Dual-Level Contextual Attention Scalable Quantum Non-local Network–Driven Cryptographic Authentication for Secure IoT Data Protection and Intrusion Detection
摘要
The IoT or Internet of Things explosive expansion has raised the demand for dependable and safe mechanisms help protect sensitive data and connected devices from changing cyberthreats. This study proposes an integrated IoT security framework that combines optimized key generation, secure authentication, blockchain-enabled data storage, intelligent Deep learning-based intrusion detection and feature selection within a unified architecture.
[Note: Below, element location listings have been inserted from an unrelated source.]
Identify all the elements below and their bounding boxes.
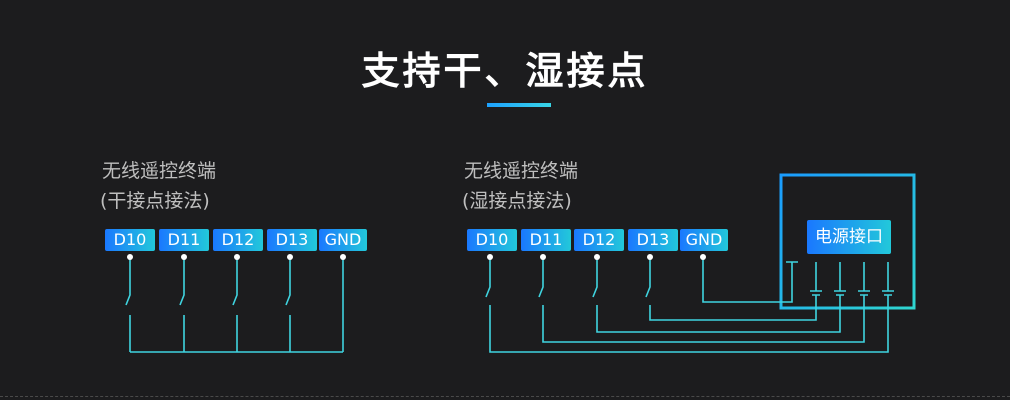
right-dot-d10 bbox=[487, 254, 493, 260]
left-dot-d10 bbox=[127, 254, 133, 260]
right-panel-label-line2: (湿接点接法) bbox=[462, 190, 572, 212]
right-pin-dots bbox=[487, 254, 706, 260]
left-panel-label-line1: 无线遥控终端 bbox=[102, 160, 217, 182]
power-interface-label: 电源接口 bbox=[807, 220, 891, 254]
power-terminal-1 bbox=[810, 262, 822, 296]
left-dot-d12 bbox=[234, 254, 240, 260]
right-pin-d12: D12 bbox=[574, 229, 624, 251]
right-pin-d11: D11 bbox=[521, 229, 571, 251]
left-switch-d12 bbox=[232, 258, 238, 352]
left-pin-d13: D13 bbox=[267, 229, 317, 251]
right-panel-label-line1: 无线遥控终端 bbox=[464, 160, 579, 182]
power-terminal-3 bbox=[858, 262, 870, 296]
right-wire-d11 bbox=[538, 258, 865, 343]
left-switch-d10 bbox=[125, 258, 131, 352]
left-wiring bbox=[125, 258, 344, 353]
left-switch-d13 bbox=[285, 258, 291, 352]
left-panel-label-line2: (干接点接法) bbox=[100, 190, 210, 212]
right-wire-gnd bbox=[702, 258, 798, 303]
page-title: 支持干、湿接点 bbox=[361, 49, 649, 93]
power-module-box bbox=[779, 173, 916, 310]
left-pin-d11: D11 bbox=[159, 229, 209, 251]
right-dot-d11 bbox=[540, 254, 546, 260]
title-underline bbox=[487, 103, 551, 107]
left-dot-d13 bbox=[287, 254, 293, 260]
right-wire-d13 bbox=[645, 258, 817, 321]
left-pin-d10: D10 bbox=[105, 229, 155, 251]
left-pin-dots bbox=[127, 254, 346, 260]
left-pin-d12: D12 bbox=[213, 229, 263, 251]
left-dot-d11 bbox=[181, 254, 187, 260]
left-switch-d11 bbox=[179, 258, 185, 352]
right-wire-d10 bbox=[485, 258, 889, 353]
power-terminal-4 bbox=[882, 262, 894, 296]
right-wiring bbox=[485, 258, 894, 353]
right-dot-gnd bbox=[700, 254, 706, 260]
right-wire-d12 bbox=[592, 258, 841, 333]
right-dot-d12 bbox=[594, 254, 600, 260]
power-terminal-2 bbox=[834, 262, 846, 296]
bottom-divider bbox=[0, 396, 1010, 397]
right-pin-d13: D13 bbox=[628, 229, 678, 251]
left-dot-gnd bbox=[340, 254, 346, 260]
right-dot-d13 bbox=[647, 254, 653, 260]
right-pin-d10: D10 bbox=[467, 229, 517, 251]
right-pin-gnd: GND bbox=[680, 229, 728, 251]
left-pin-gnd: GND bbox=[319, 229, 367, 251]
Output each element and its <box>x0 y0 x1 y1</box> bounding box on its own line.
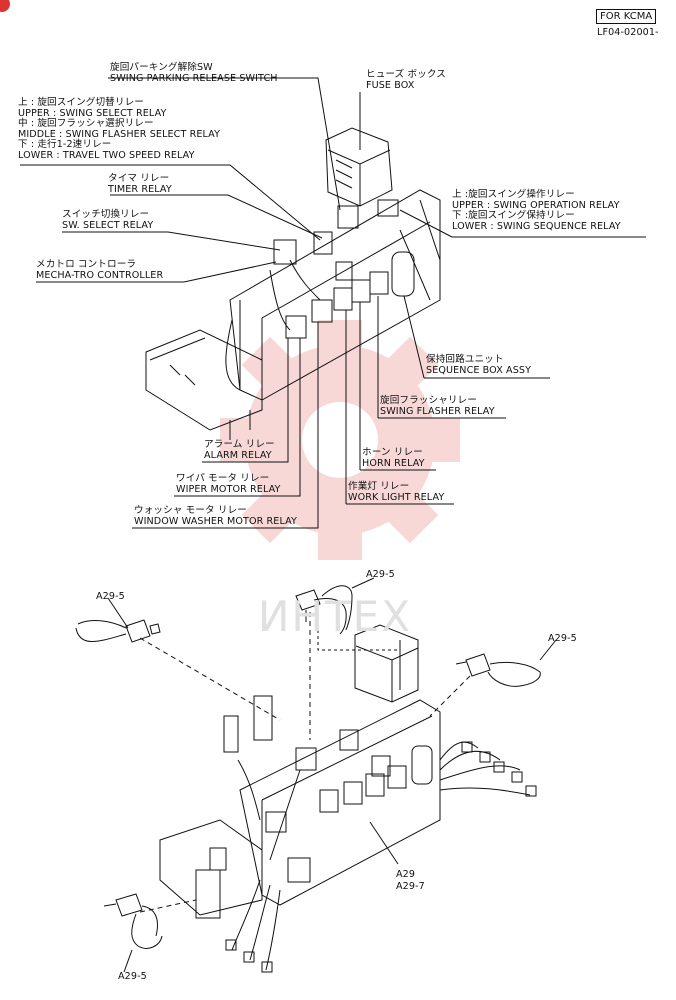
left-group-line-1: 上 : 旋回スイング切替リレー <box>18 97 144 108</box>
lower-harness-assembly <box>159 624 537 973</box>
swing-parking-label-en: SWING PARKING RELEASE SWITCH <box>110 73 278 84</box>
washer-relay-label-en: WINDOW WASHER MOTOR RELAY <box>134 516 297 527</box>
right-group-line-1: 上 :旋回スイング操作リレー <box>452 189 575 200</box>
part-label-a29-5-bottom: A29-5 <box>118 971 147 982</box>
lower-leader-lines <box>139 612 471 913</box>
part-label-a29-5-top: A29-5 <box>366 569 395 580</box>
horn-relay-label-jp: ホーン リレー <box>362 447 423 458</box>
right-group-line-3: 下 :旋回スイング保持リレー <box>452 210 575 221</box>
swing-flasher-label-jp: 旋回フラッシャリレー <box>380 395 477 406</box>
mecha-tro-label-en: MECHA-TRO CONTROLLER <box>36 270 164 281</box>
corner-mark <box>0 0 10 12</box>
sequence-box-label-en: SEQUENCE BOX ASSY <box>426 365 532 376</box>
swing-flasher-label-en: SWING FLASHER RELAY <box>380 406 495 417</box>
fuse-box-label-jp: ヒューズ ボックス <box>366 69 446 80</box>
wiper-relay-label-en: WIPER MOTOR RELAY <box>176 484 281 495</box>
header-badge: FOR KCMA <box>596 9 657 24</box>
left-group-line-3: 中 : 旋回フラッシャ選択リレー <box>18 118 154 129</box>
right-group-line-2: UPPER : SWING OPERATION RELAY <box>452 199 620 211</box>
work-light-relay-label-jp: 作業灯 リレー <box>348 481 410 492</box>
left-group-line-6: LOWER : TRAVEL TWO SPEED RELAY <box>18 149 195 161</box>
part-label-a29-7: A29-7 <box>396 881 425 892</box>
alarm-relay-label-jp: アラーム リレー <box>204 439 275 450</box>
left-relay-group: 上 : 旋回スイング切替リレー UPPER : SWING SELECT REL… <box>18 97 221 161</box>
a29-5-piece-top <box>295 585 353 635</box>
a29-5-piece-right <box>455 653 541 687</box>
fuse-box-label-en: FUSE BOX <box>366 80 415 91</box>
alarm-relay-label-en: ALARM RELAY <box>204 450 272 461</box>
timer-relay-label-en: TIMER RELAY <box>108 184 172 195</box>
washer-relay-label-jp: ウォッシャ モータ リレー <box>134 505 247 516</box>
part-label-a29: A29 <box>396 869 416 880</box>
watermark-text: ИНТЕХ <box>258 592 412 641</box>
lower-part-leaders <box>107 577 557 973</box>
sequence-box-label-jp: 保持回路ユニット <box>426 354 504 365</box>
horn-relay-label-en: HORN RELAY <box>362 458 425 469</box>
a29-5-piece-left <box>75 619 161 643</box>
right-group-line-4: LOWER : SWING SEQUENCE RELAY <box>452 220 621 232</box>
a29-5-piece-bottom <box>103 893 163 949</box>
wiper-relay-label-jp: ワイパ モータ リレー <box>176 473 270 484</box>
left-group-line-5: 下 : 走行1-2速リレー <box>18 139 112 150</box>
mecha-tro-label-jp: メカトロ コントローラ <box>36 259 137 270</box>
part-label-a29-5-right: A29-5 <box>548 633 577 644</box>
upper-controller-assembly <box>145 127 441 440</box>
sw-select-relay-label-en: SW. SELECT RELAY <box>62 220 154 231</box>
right-relay-group: 上 :旋回スイング操作リレー UPPER : SWING OPERATION R… <box>452 189 621 232</box>
swing-parking-label-jp: 旋回パーキング解除SW <box>110 62 213 73</box>
document-code: LF04-02001- <box>597 27 659 38</box>
left-group-line-2: UPPER : SWING SELECT RELAY <box>18 107 167 119</box>
sw-select-relay-label-jp: スイッチ切換リレー <box>62 209 150 220</box>
timer-relay-label-jp: タイマ リレー <box>108 173 170 184</box>
part-label-a29-5-left: A29-5 <box>96 591 125 602</box>
upper-leader-lines <box>20 77 646 529</box>
left-group-line-4: MIDDLE : SWING FLASHER SELECT RELAY <box>18 128 221 140</box>
work-light-relay-label-en: WORK LIGHT RELAY <box>348 492 445 503</box>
The framework employs Puma Optimizer (PO)-based key generation Hybrid and Adaptive Cryptographic (HAC) authentication, blockchain-based secure storage, Fuzzy Min–Max Neural Network (FMMNN) preprocessing, Hiking Optimization Algorithm (HOA) feature selection, Dual-Level Contextual Attention Scalable Quantum Non-local Network (DLCA-SQN) intrusion detection, and Draco Lizard Optimizer (DLO)-based loss optimization. The experimental approach proves demonstrating the recommended method outperforms the alternative methods regarding intrusion detection capabilities, security, and computation overhead reduction. Moreover, the results obtained using cross-validation prove that the suggested framework is robust and generalizable. The incorporation of features like authentication, encryption, security optimization, and intrusion detection into one framework makes it a reliable solution addressing security concerns in the age of the Internet of Things.